И вот мы шли по улице, и вдруг из моей речи он понял, что я приехал не просто в гости к его брату, а в командировку от газеты. (Это я обмолвился, учитывая, что он журналист.) Лицо его затуманилось, и вдруг его прорвало. Передать речь его в точности я не берусь — никто не поверит…

— И ты будешь про нас писать? — сказал он.

После этого он стал разговаривать со мной так: увидит — арбузы везут…

— Это армянский арбуза, — говорит. Увидит ослика…

— Это армянская ишак, — говорит.

— Это армянский очень толстый женщина. А это армянский пиво. Пиво хочешь? Арбуз хочешь? Это обыкновенный армянский такси. Поедем, хочешь?

Я сначала улыбался, потом надумал обидеться. Но сдержался. Потом мне было уже проще: я знал, что это будет армянский забор, а это армянский столб, а это обыкновенный армянский милиционер. Как ему не надоело? Я уже не обижался, а думал: почему он так?

Наконец он устал.

— Только не пиши, пожалуйста, — сказал он, — что Армения — солнечная, гостеприимная страна.

Помолчал и добавил:

— Я вот сколько живу тут и пишу, а все не написал, какая она.

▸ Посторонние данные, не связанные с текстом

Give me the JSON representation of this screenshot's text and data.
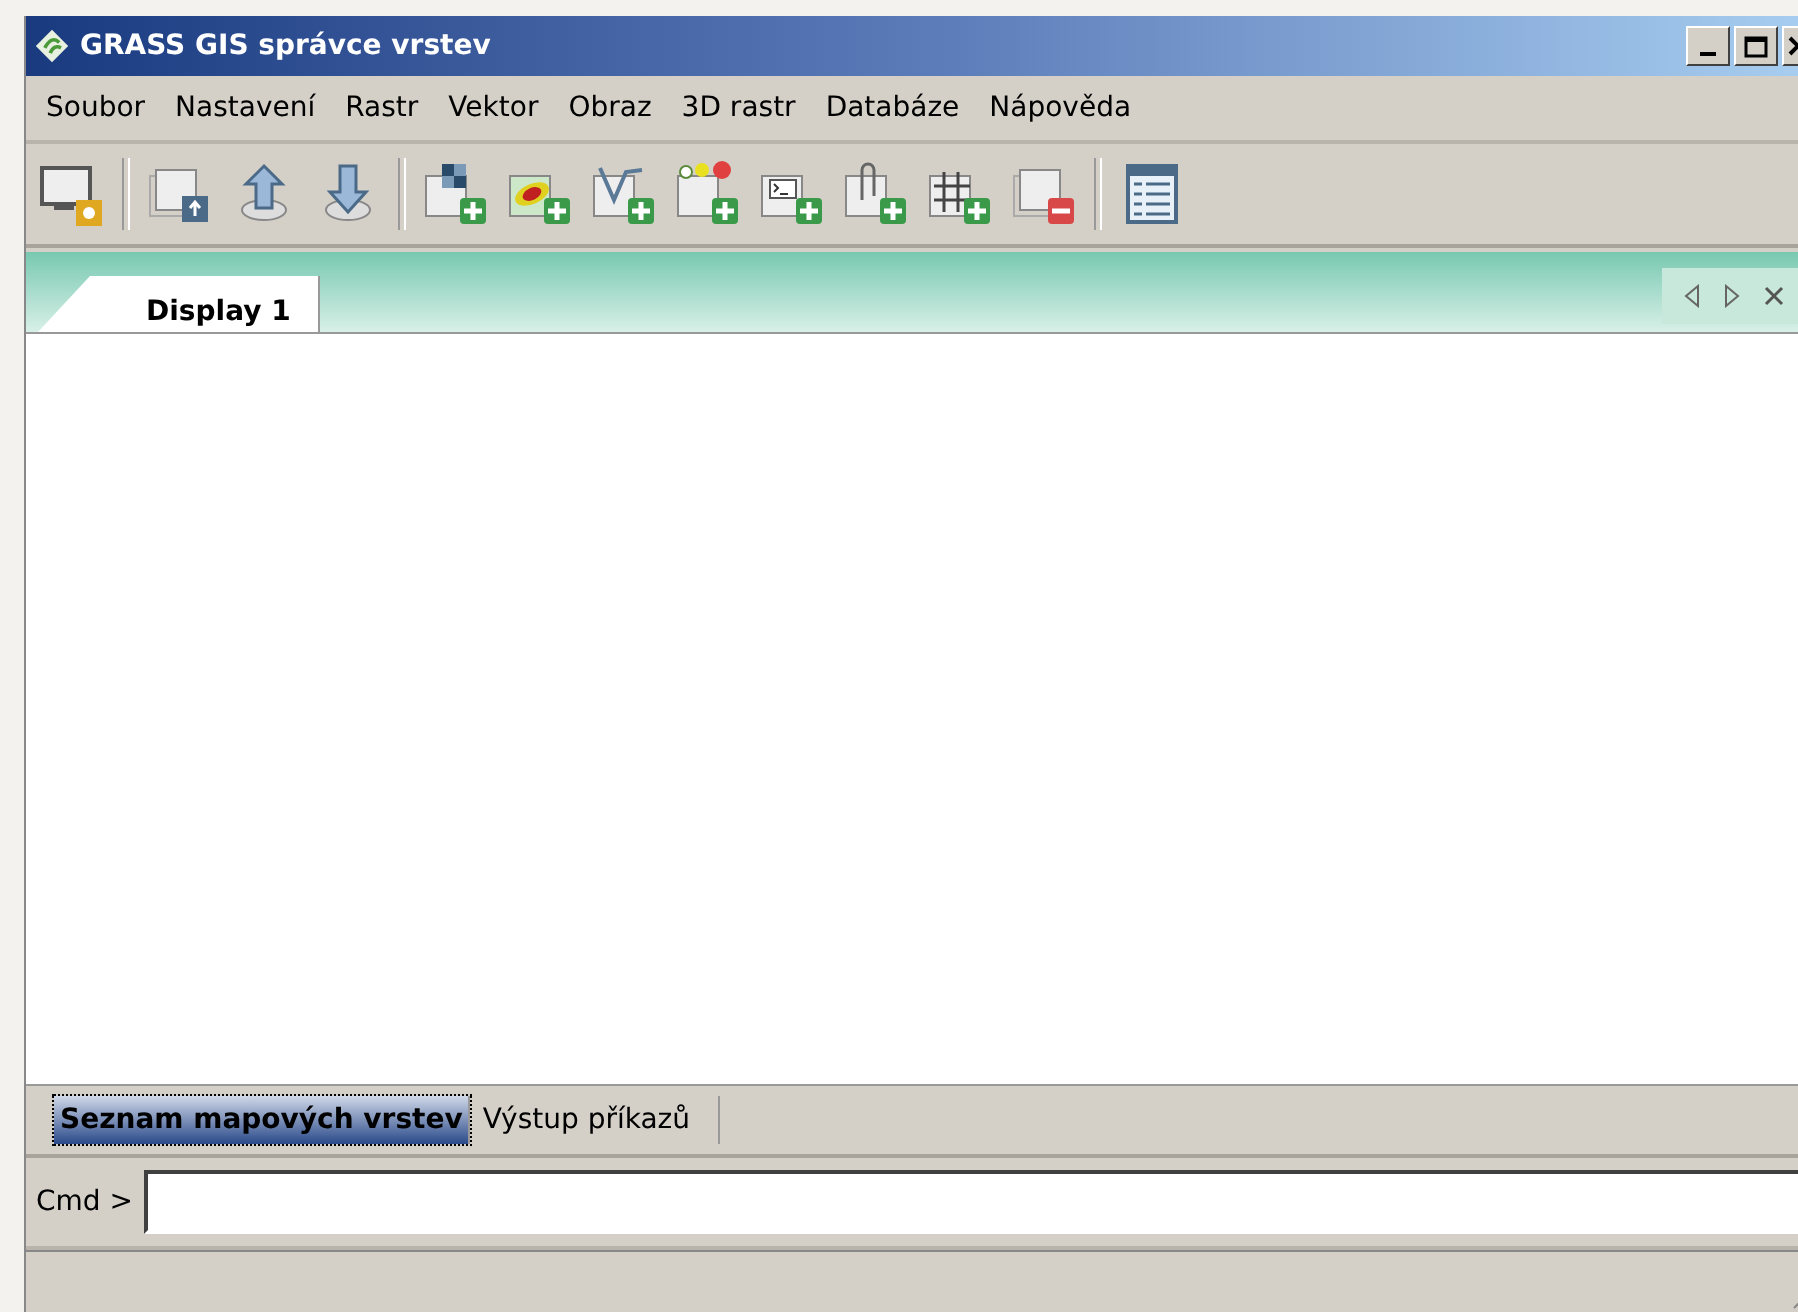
{
  "window": {
    "title": "GRASS GIS správce vrstev"
  },
  "menu": [
    "Soubor",
    "Nastavení",
    "Rastr",
    "Vektor",
    "Obraz",
    "3D rastr",
    "Databáze",
    "Nápověda"
  ],
  "display_tabs": [
    {
      "label": "Display 1",
      "selected": true
    }
  ],
  "bottom_tabs": [
    {
      "label": "Seznam mapových vrstev",
      "selected": true
    },
    {
      "label": "Výstup příkazů",
      "selected": false
    }
  ],
  "command": {
    "label": "Cmd >"
  }
}
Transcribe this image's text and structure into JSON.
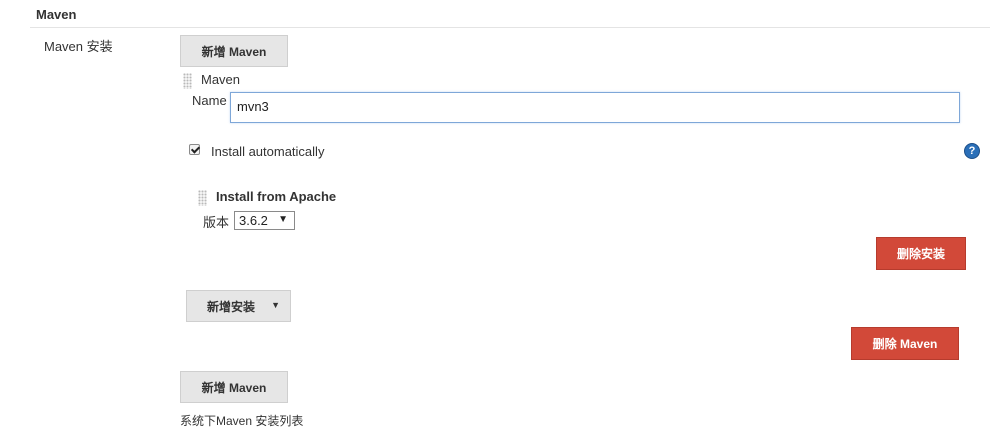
{
  "section": {
    "title": "Maven"
  },
  "maven_install": {
    "label": "Maven 安装",
    "add_maven_top": "新增 Maven",
    "item_header": "Maven",
    "name_label": "Name",
    "name_value": "mvn3",
    "install_auto_label": "Install automatically",
    "install_auto_checked": true,
    "help_icon": "help-icon",
    "installer": {
      "title": "Install from Apache",
      "version_label": "版本",
      "version_value": "3.6.2"
    },
    "delete_installer": "删除安装",
    "add_installer": "新增安装",
    "delete_maven": "删除 Maven",
    "add_maven_bottom": "新增 Maven",
    "footer_note": "系统下Maven 安装列表"
  },
  "colors": {
    "danger": "#d24939",
    "button_gray": "#e6e6e6",
    "focus_border": "#7ea7d8",
    "help_blue": "#2a6fb8"
  }
}
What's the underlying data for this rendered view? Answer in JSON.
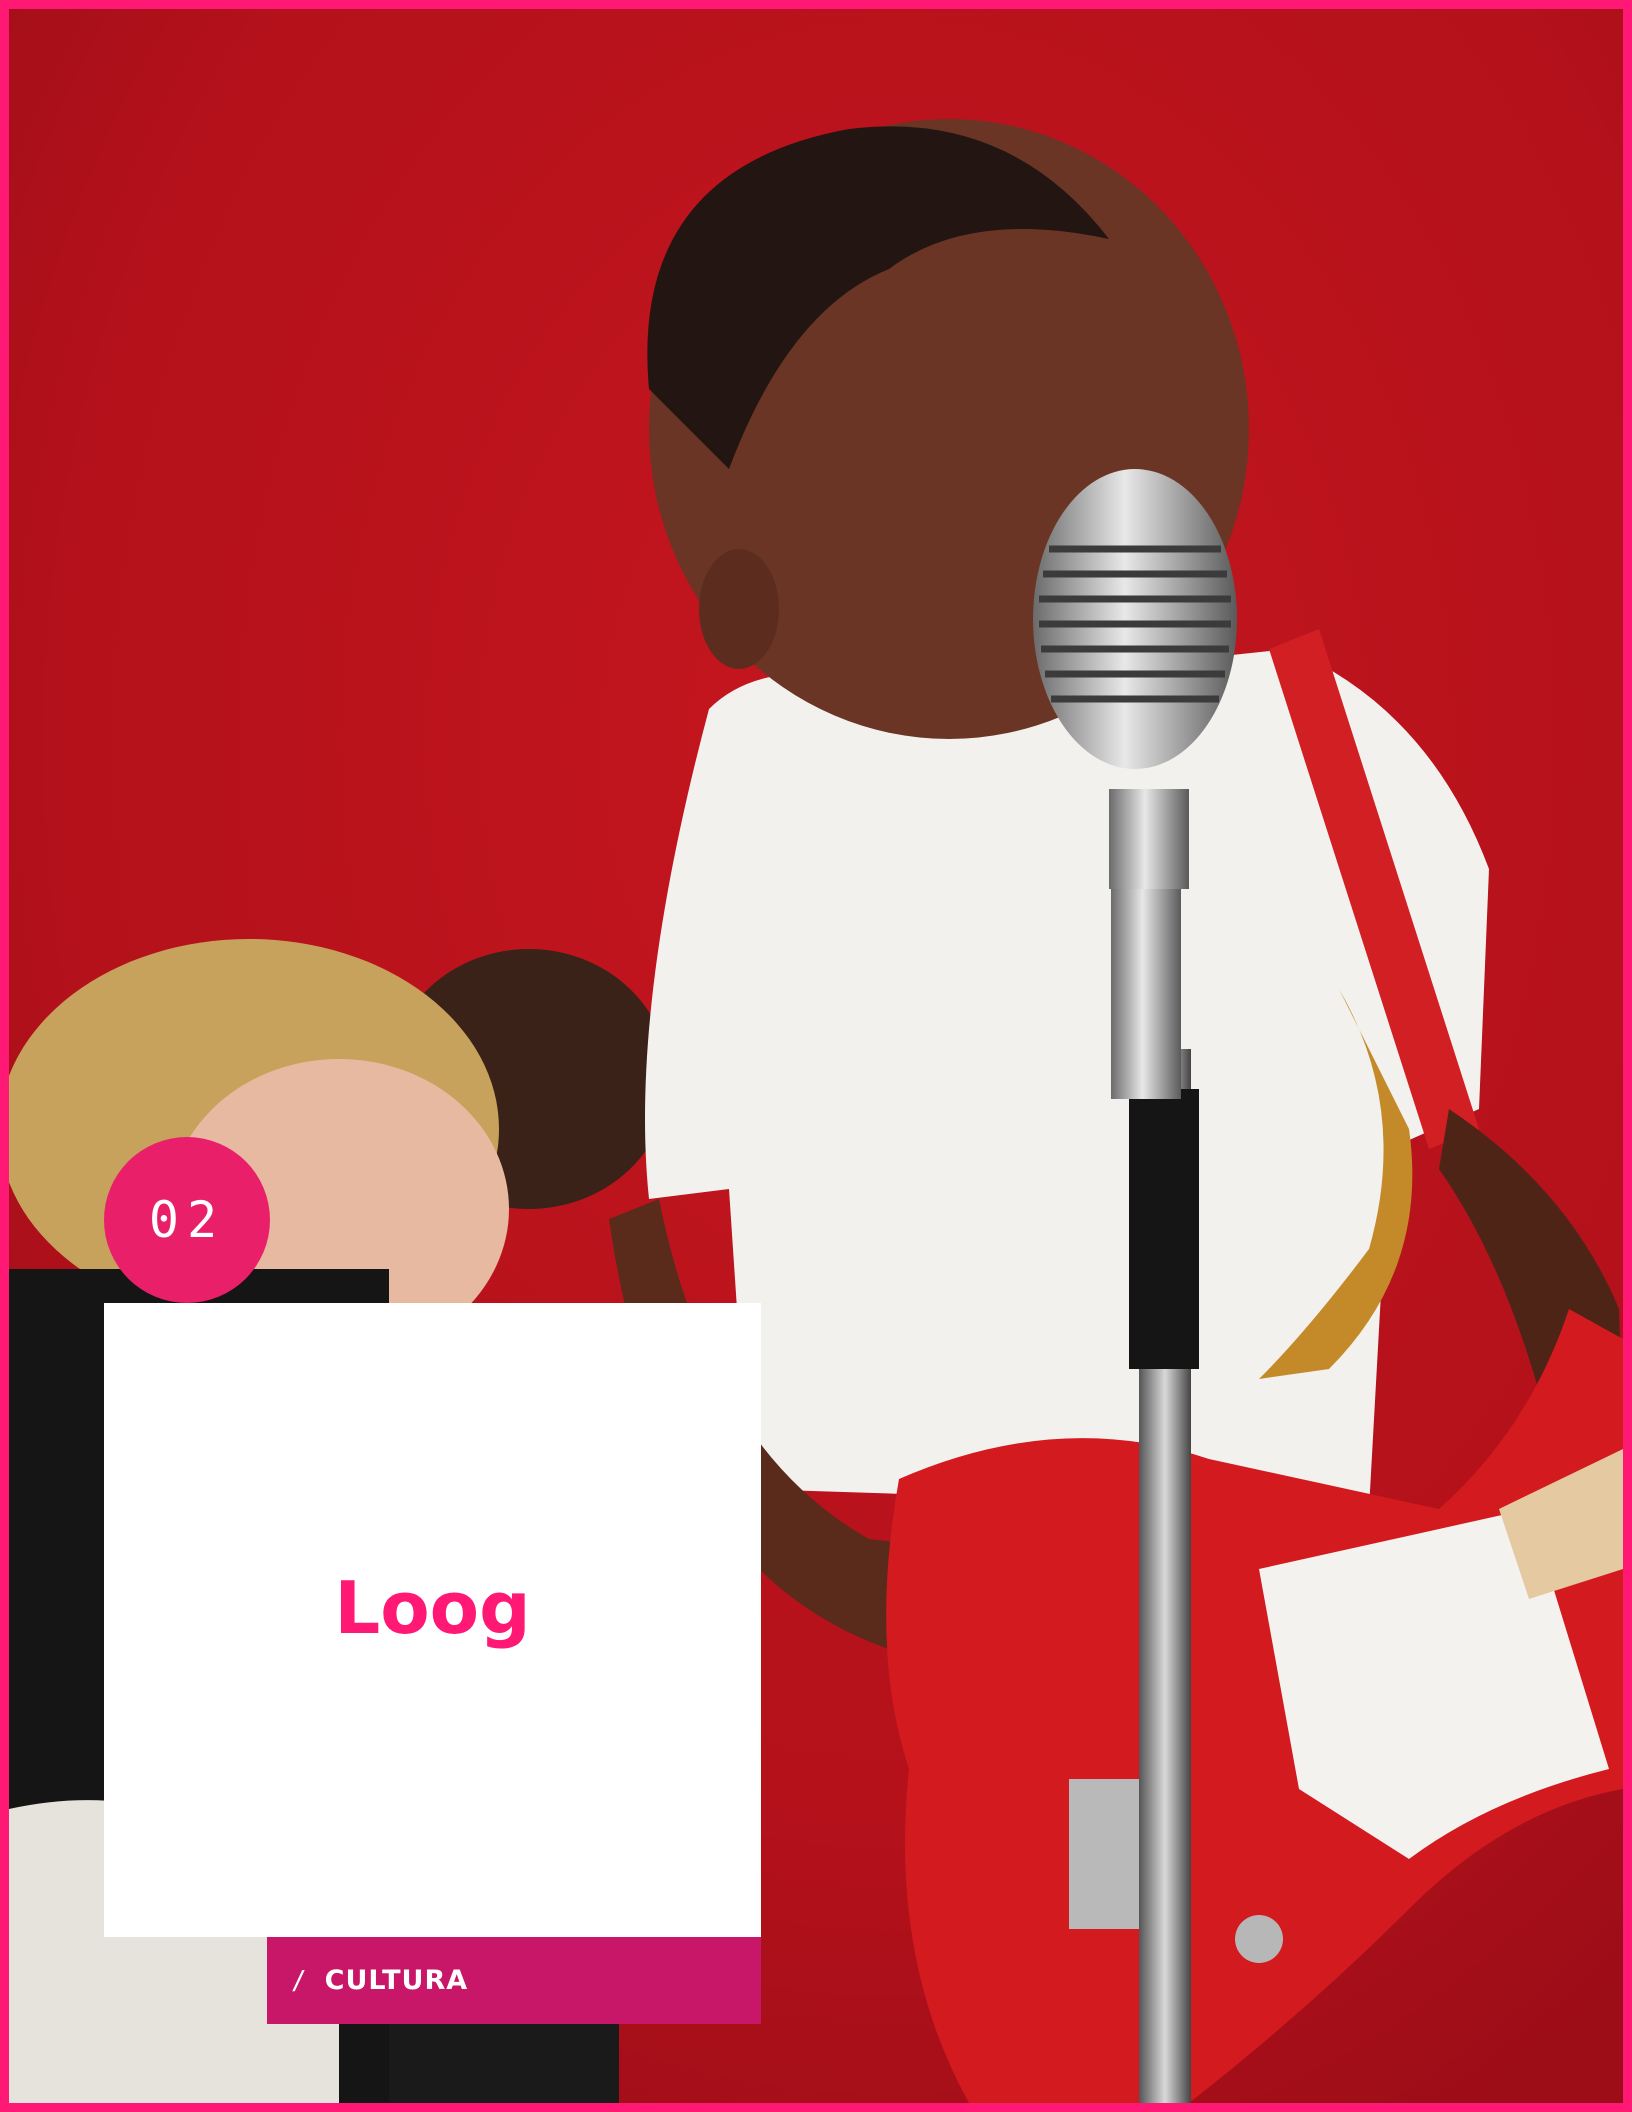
{
  "article": {
    "number": "02",
    "title": "Loog",
    "category_separator": "/",
    "category": "CULTURA"
  },
  "colors": {
    "frame": "#ff1874",
    "badge": "#ea1f6a",
    "title": "#ff1874",
    "category_bar": "#c81668",
    "background_red": "#b8121e"
  },
  "image": {
    "subject_icon": "kids-band-photo"
  }
}
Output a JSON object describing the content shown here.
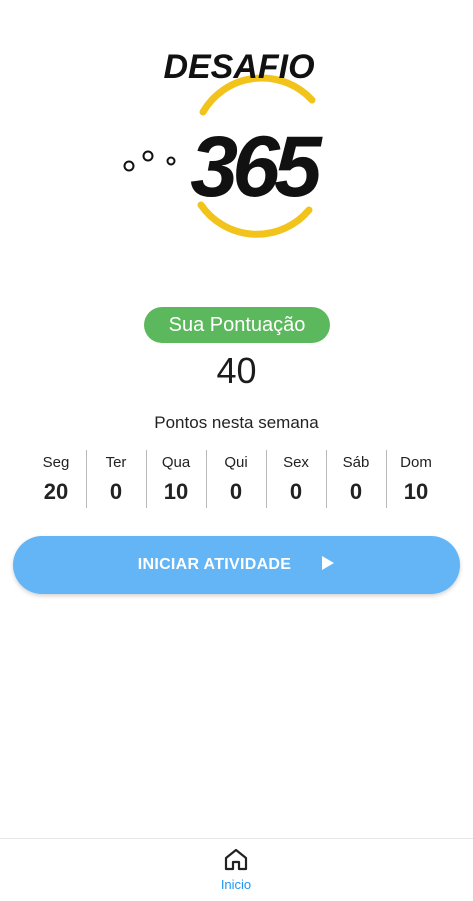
{
  "logo": {
    "word": "DESAFIO",
    "number": "365"
  },
  "score": {
    "label": "Sua Pontuação",
    "value": "40"
  },
  "week": {
    "title": "Pontos nesta semana",
    "days": [
      {
        "name": "Seg",
        "points": "20"
      },
      {
        "name": "Ter",
        "points": "0"
      },
      {
        "name": "Qua",
        "points": "10"
      },
      {
        "name": "Qui",
        "points": "0"
      },
      {
        "name": "Sex",
        "points": "0"
      },
      {
        "name": "Sáb",
        "points": "0"
      },
      {
        "name": "Dom",
        "points": "10"
      }
    ]
  },
  "actions": {
    "start_label": "INICIAR ATIVIDADE",
    "start_icon": "play-icon"
  },
  "nav": {
    "home_label": "Inicio",
    "home_icon": "home-icon"
  },
  "colors": {
    "badge": "#5cb85c",
    "button": "#64b5f6",
    "nav_active": "#2196f3",
    "logo_ring": "#f2c31b"
  }
}
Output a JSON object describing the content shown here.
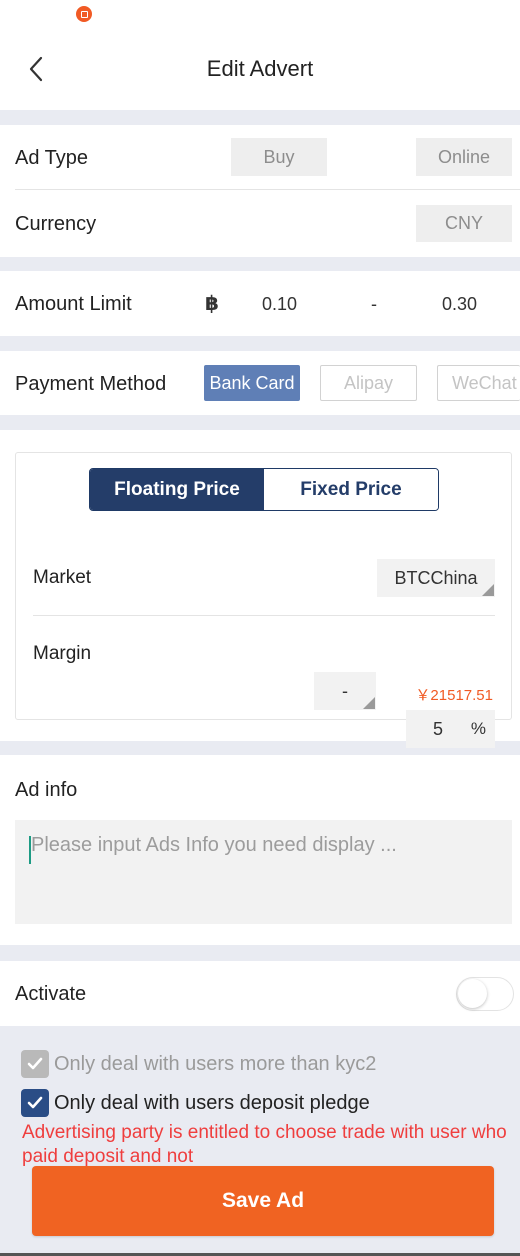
{
  "header": {
    "title": "Edit Advert"
  },
  "ad_type": {
    "label": "Ad Type",
    "value": "Buy",
    "status": "Online"
  },
  "currency": {
    "label": "Currency",
    "value": "CNY"
  },
  "amount_limit": {
    "label": "Amount Limit",
    "currency_symbol": "฿",
    "min": "0.10",
    "separator": "-",
    "max": "0.30"
  },
  "payment_method": {
    "label": "Payment Method",
    "options": [
      {
        "label": "Bank Card",
        "selected": true
      },
      {
        "label": "Alipay",
        "selected": false
      },
      {
        "label": "WeChat",
        "selected": false
      }
    ]
  },
  "pricing": {
    "tabs": [
      {
        "label": "Floating Price",
        "active": true
      },
      {
        "label": "Fixed Price",
        "active": false
      }
    ],
    "market": {
      "label": "Market",
      "value": "BTCChina"
    },
    "margin": {
      "label": "Margin",
      "sign": "-",
      "value": "5",
      "unit": "%"
    },
    "computed_price": "￥21517.51"
  },
  "ad_info": {
    "label": "Ad info",
    "placeholder": "Please input Ads Info you need display ..."
  },
  "activate": {
    "label": "Activate",
    "on": false
  },
  "options": {
    "kyc2": {
      "label": "Only deal with users more than kyc2",
      "checked": true,
      "disabled": true
    },
    "deposit": {
      "label": "Only deal with users deposit pledge",
      "checked": true,
      "disabled": false
    }
  },
  "warning": "Advertising party is entitled to choose trade with user who paid deposit and not",
  "save_button": "Save Ad",
  "colors": {
    "accent": "#f06322",
    "primary": "#243d69",
    "selected_chip": "#5f7fb6",
    "warning": "#ef3e3e",
    "price": "#f15a24"
  }
}
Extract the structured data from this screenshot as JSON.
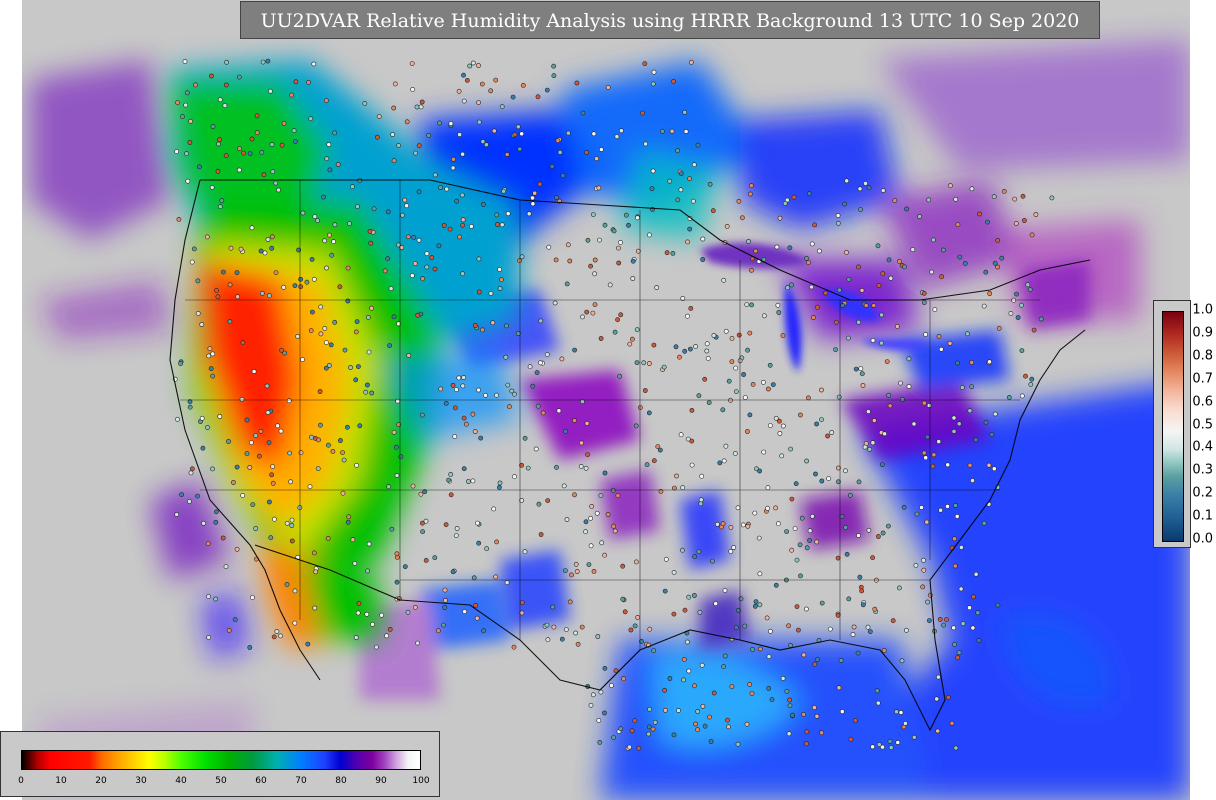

— Знаешь, — сказал я искренне, — это же и меня мучит. Я даже думаю, что ничего писать не буду. Что я увижу за две недели? Что пойму? Серьезно не напишешь, а несерьезно об Армении я уже писать не могу… И потом, если рассудить, разве бы я сам, для собствен ной радости, не согласился бы сюда приехать? За свои деньги? Значит, верну деньги за командировку и скажу «спасибо». Тем более что я же не работаю в газете и от нее не завишу.

— Ну зачем же возвращать?! — возмутился брат друга. — Почему же это ты не напишешь?.. Поживи еще. Напишешь… — сказал он, и этой его интонации я уже совсем не понял: «напишешь» — это хорошо или плохо?

И вот кончилось мое путешествие, вот я дома, вот я мучился, мучился, гуляя вокруг стола, и вот все-таки сел за машинку.

И что же я вывел в первой фразе?

«Армения — солнечная, гостеприимная страна».

И что же я вдруг услышал?

— Чэ, чэ, чэ! Чэ, Андрей, чэ!

— Да, но это же так! — Я покраснел.

— Чэ, Андрей, чэ! Я поднатужился:

«Армения — горячая, многострадальная земля». -Чэ.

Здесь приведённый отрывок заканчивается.